13 — Svart Skauf 13VIII

edition interactive full text transcriptions old edition references concordance

 

Cite as: Kari Ellen Gade (ed.) 2017, ‘Svartr á Hofstöðum, Skaufhala bálkr 13’ in Margaret Clunies Ross (ed.), Poetry in fornaldarsögur. Skaldic Poetry of the Scandinavian Middle Ages 8. Turnhout: Brepols, p. 964.

‘Vissa eg eigi         víst,’ segir tófa,
‘að þú huglaust         hjarta bærir.
Þú vilt bölvaður         til bana svelta
afkvæmi þitt         og okkr bæði.’

‘Vissa eg eigi víst,’ segir tófa, ‘að þú bærir huglaust hjarta. Bölvaður vilt þú svelta afkvæmi þitt og okkr bæði til bana.’

‘Didn’t I know indeed,’ says the vixen, ‘that you had a cowardly heart. Cursed, you wish to starve your offspring and both of us to death.’

Mss: 603(81), Rask87ˣ(113r)

Readings: [2] tófa: tóa Rask87ˣ    [4] hjarta: hjartað Rask87ˣ    [8] okkr bæði: okkar beggja Rask87ˣ

Editions: Kölbing 1876, 243, Jón Þorkelsson 1888, 231, CPB II, 383, Jón Þorkelsson 1922-7, 155, Páll Eggert Ólason 1947, 61.

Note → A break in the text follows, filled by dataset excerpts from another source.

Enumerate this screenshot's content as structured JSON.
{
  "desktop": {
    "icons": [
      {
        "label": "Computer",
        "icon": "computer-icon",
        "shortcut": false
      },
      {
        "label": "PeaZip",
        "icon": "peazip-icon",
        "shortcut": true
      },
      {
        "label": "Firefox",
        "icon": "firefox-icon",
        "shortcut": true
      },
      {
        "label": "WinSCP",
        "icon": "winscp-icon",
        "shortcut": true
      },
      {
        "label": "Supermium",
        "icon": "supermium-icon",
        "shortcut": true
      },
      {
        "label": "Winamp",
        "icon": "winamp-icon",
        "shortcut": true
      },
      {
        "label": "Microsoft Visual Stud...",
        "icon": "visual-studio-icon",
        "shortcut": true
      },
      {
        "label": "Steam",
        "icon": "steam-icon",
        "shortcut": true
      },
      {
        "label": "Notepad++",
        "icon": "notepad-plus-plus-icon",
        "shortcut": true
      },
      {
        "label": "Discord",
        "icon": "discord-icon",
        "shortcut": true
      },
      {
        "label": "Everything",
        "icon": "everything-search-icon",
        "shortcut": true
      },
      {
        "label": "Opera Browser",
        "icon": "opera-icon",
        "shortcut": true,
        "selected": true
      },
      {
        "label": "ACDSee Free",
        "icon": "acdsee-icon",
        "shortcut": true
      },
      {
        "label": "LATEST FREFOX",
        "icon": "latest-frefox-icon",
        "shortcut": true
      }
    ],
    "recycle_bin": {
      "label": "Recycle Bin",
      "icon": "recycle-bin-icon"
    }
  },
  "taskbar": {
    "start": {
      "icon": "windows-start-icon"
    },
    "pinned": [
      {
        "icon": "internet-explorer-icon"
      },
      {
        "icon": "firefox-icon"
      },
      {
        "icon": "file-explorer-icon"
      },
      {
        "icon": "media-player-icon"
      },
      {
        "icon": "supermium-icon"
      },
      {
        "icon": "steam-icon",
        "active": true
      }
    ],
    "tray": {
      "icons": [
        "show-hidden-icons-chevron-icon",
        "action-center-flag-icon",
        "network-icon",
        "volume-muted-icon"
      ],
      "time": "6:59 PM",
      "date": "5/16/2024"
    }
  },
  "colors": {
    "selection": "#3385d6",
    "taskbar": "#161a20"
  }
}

Notes: [2] tófa ‘the vixen’: Tóa ‘vixen’ (so Rask87ˣ, followed by Jón Þorkelsson 1888), a short form of tófa, is less preferable from a metrical point of view (suspended resolution on the second lift). — [5] bölvaður ‘cursed’: Note the excrescent [u] here. For similar instances of desyllabification, see sts 16/3 19/3, 23/6, 26/3, 35/3, 36/5 and 37/3. — [8] okkr bæði (n. acc. pl.) ‘both of us’: The Rask87ˣ variant, okkar beggja (gen. pl.) ‘of us both’, qualifies afkvæmi ‘offspring’ (l. 7), which is less likely since that noun is already qualified by þitt ‘your’ (l. 7).